Just fork 4.3 and get it over with. It's not worth everyone getting their knickers in a wad. My laptop can wait another year.

The new licence hurts us all! (-1)

MooKore 2004 (737557) | more than 10 years ago | (#8315261)

To all of you that wonder what the problem is, the fact is that it hurts everyone! The licence is incompatible with the GPL! Any program that is licenced under the GPL will be illegal to run on XFree86 4.4! Since the majority of Software for Linux is GPL, this is a big problem. It also hurts other operating systems thats why OpenBSD is refusing it too because a lot of BSD software is GPL! It is not a "hissy fit" (sic) like This asshat put it [slashdot.org], mod him down!

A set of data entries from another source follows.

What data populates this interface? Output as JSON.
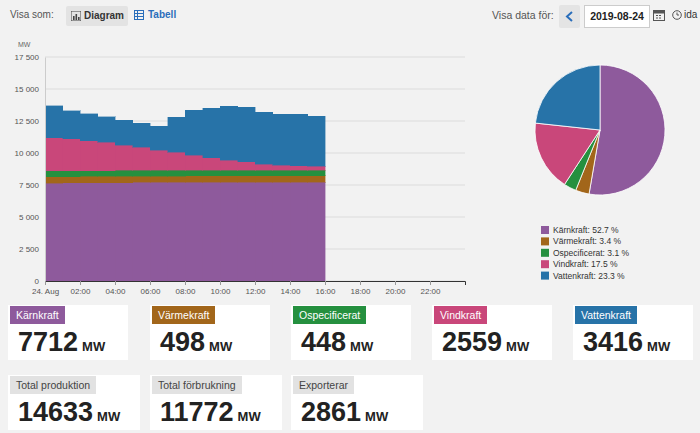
{
  "header": {
    "view_label": "Visa som:",
    "buttons": [
      "Diagram",
      "Tabell"
    ],
    "date_label": "Visa data för:",
    "date": "2019-08-24",
    "today": "ida"
  },
  "chart_data": [
    {
      "type": "bar",
      "stacked": true,
      "y_label": "MW",
      "x": [
        0,
        1,
        2,
        3,
        4,
        5,
        6,
        7,
        8,
        9,
        10,
        11,
        12,
        13,
        14,
        15
      ],
      "xlim": [
        0,
        24
      ],
      "xticks": [
        {
          "value": 0,
          "label": "24. Aug"
        },
        {
          "value": 2,
          "label": "02:00"
        },
        {
          "value": 4,
          "label": "04:00"
        },
        {
          "value": 6,
          "label": "06:00"
        },
        {
          "value": 8,
          "label": "08:00"
        },
        {
          "value": 10,
          "label": "10:00"
        },
        {
          "value": 12,
          "label": "12:00"
        },
        {
          "value": 14,
          "label": "14:00"
        },
        {
          "value": 16,
          "label": "16:00"
        },
        {
          "value": 18,
          "label": "18:00"
        },
        {
          "value": 20,
          "label": "20:00"
        },
        {
          "value": 22,
          "label": "22:00"
        }
      ],
      "ylim": [
        0,
        17500
      ],
      "yticks": [
        0,
        {
          "value": 2500,
          "label": "2 500"
        },
        {
          "value": 5000,
          "label": "5 000"
        },
        {
          "value": 7500,
          "label": "7 500"
        },
        {
          "value": 10000,
          "label": "10 000"
        },
        {
          "value": 12500,
          "label": "12 500"
        },
        {
          "value": 15000,
          "label": "15 000"
        },
        {
          "value": 17500,
          "label": "17 500"
        }
      ],
      "grid": true,
      "series": [
        {
          "color": "#8e5a9c",
          "values": [
            7650,
            7660,
            7670,
            7680,
            7690,
            7700,
            7700,
            7700,
            7710,
            7710,
            7710,
            7710,
            7710,
            7710,
            7710,
            7710
          ]
        },
        {
          "color": "#a2661a",
          "values": [
            500,
            500,
            495,
            495,
            490,
            490,
            490,
            495,
            500,
            500,
            500,
            500,
            500,
            500,
            500,
            500
          ]
        },
        {
          "color": "#25903f",
          "values": [
            460,
            460,
            460,
            455,
            455,
            450,
            450,
            450,
            450,
            450,
            450,
            450,
            450,
            450,
            450,
            450
          ]
        },
        {
          "color": "#c9477a",
          "values": [
            2580,
            2500,
            2330,
            2200,
            1960,
            1800,
            1560,
            1400,
            1170,
            950,
            780,
            640,
            470,
            400,
            330,
            310
          ]
        },
        {
          "color": "#2773a8",
          "values": [
            2500,
            2190,
            2125,
            2020,
            1950,
            1870,
            1880,
            2740,
            3520,
            3900,
            4220,
            4280,
            4060,
            3980,
            4050,
            3910
          ]
        }
      ]
    },
    {
      "type": "pie",
      "legend": "bottom",
      "categories": [
        "Kärnkraft: 52.7 %",
        "Värmekraft: 3.4 %",
        "Ospecificerat: 3.1 %",
        "Vindkraft: 17.5 %",
        "Vattenkraft: 23.3 %"
      ],
      "values": [
        52.7,
        3.4,
        3.1,
        17.5,
        23.3
      ],
      "colors": [
        "#8e5a9c",
        "#a2661a",
        "#25903f",
        "#c9477a",
        "#2773a8"
      ]
    }
  ],
  "cards": [
    {
      "title": "Kärnkraft",
      "value": 7712,
      "unit": "MW",
      "color": "#8e5a9c"
    },
    {
      "title": "Värmekraft",
      "value": 498,
      "unit": "MW",
      "color": "#a2661a"
    },
    {
      "title": "Ospecificerat",
      "value": 448,
      "unit": "MW",
      "color": "#25903f"
    },
    {
      "title": "Vindkraft",
      "value": 2559,
      "unit": "MW",
      "color": "#c9477a"
    },
    {
      "title": "Vattenkraft",
      "value": 3416,
      "unit": "MW",
      "color": "#2773a8"
    }
  ],
  "totals": [
    {
      "title": "Total produktion",
      "value": 14633,
      "unit": "MW"
    },
    {
      "title": "Total förbrukning",
      "value": 11772,
      "unit": "MW"
    },
    {
      "title": "Exporterar",
      "value": 2861,
      "unit": "MW"
    }
  ]
}
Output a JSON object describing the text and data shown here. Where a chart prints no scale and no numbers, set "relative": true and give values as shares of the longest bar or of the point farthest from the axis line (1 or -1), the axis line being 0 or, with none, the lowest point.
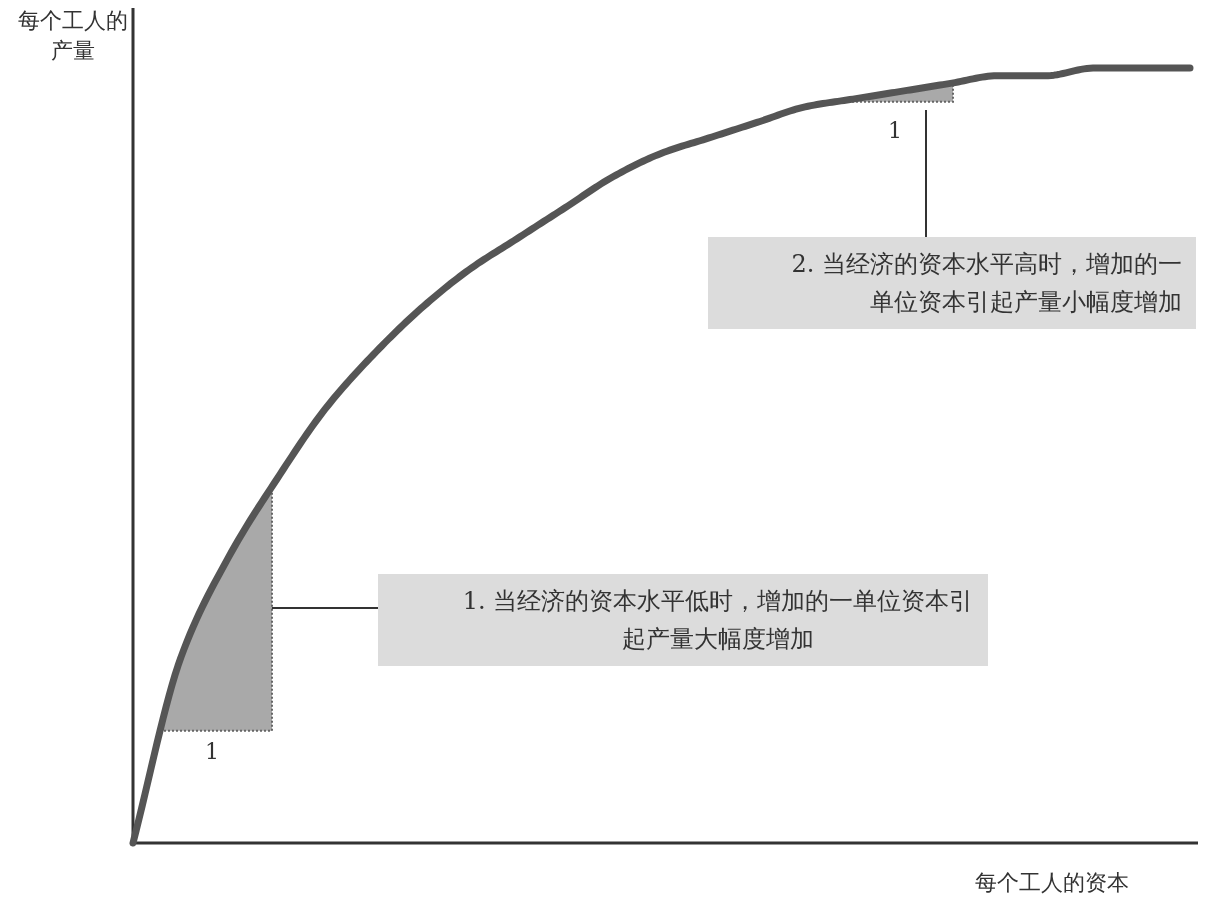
{
  "chart_data": {
    "type": "line",
    "relative": true,
    "xlabel": "每个工人的资本",
    "ylabel": "每个工人的产量",
    "categories": [
      null,
      null,
      null,
      null,
      null,
      null,
      null,
      null,
      null,
      null,
      null,
      null,
      null,
      null,
      null,
      null,
      null,
      null,
      null,
      null,
      null,
      null,
      null
    ],
    "series": [
      {
        "color": "#555555",
        "values": [
          0,
          0.24,
          0.37,
          0.47,
          0.56,
          0.63,
          0.69,
          0.74,
          0.78,
          0.82,
          0.86,
          0.89,
          0.91,
          0.93,
          0.95,
          0.96,
          0.97,
          0.98,
          0.99,
          0.99,
          1,
          1,
          1
        ]
      }
    ],
    "annotations": [
      "1. 当经济的资本水平低时，增加的一单位资本引起产量大幅度增加",
      "2. 当经济的资本水平高时，增加的一单位资本引起产量小幅度增加",
      "1",
      "1"
    ]
  }
}
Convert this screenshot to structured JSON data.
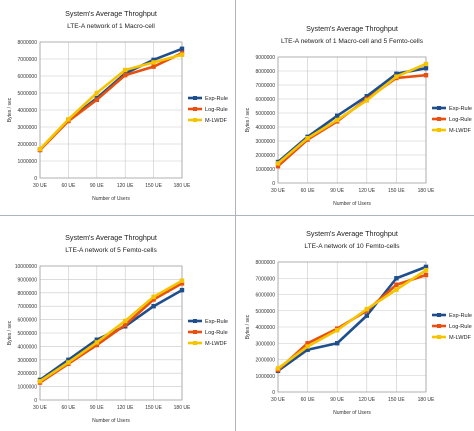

Strange behaviour... (5, Interesting)

phrasebook (740834) | more than 10 years ago | (#8315276)

What's with the people making these announcements? I read the comments by XFree86's David Dawes a while back - he only wrote about 2 lines or so, and hardly replied when people started asking for clarification.

Then Theo of OpenBSD in this thread [theaimsgroup.com] writes a quick response rejecting the whole thing, again with absolutely no explaintation as to why, and what the specific problems are.

Then check out the posts in that thread from Darren Reed, getting shot down as a troll straight away for inquiring what the problem with it actually is!

This kind of discussion and attitude floating around turns me off OSS a little. The last thing I want to see is multiple implementations of X servers in wide use, different ones on different distributions, some doing some things, others doing things a little differently. And of course yet more duplication of effort, re-writing code, etc. Seems a shame. Seems like we just have more fragmentation to look forward to.

Maybe they could put all the credits into .. (1)

RedLaggedTeut (216304) | more than 10 years ago | (#8315278)

Maybe they could put all the credits into a separate file which states who did what ?
I'm sure this is more easy to handle than having to read all files for hidden gotchas.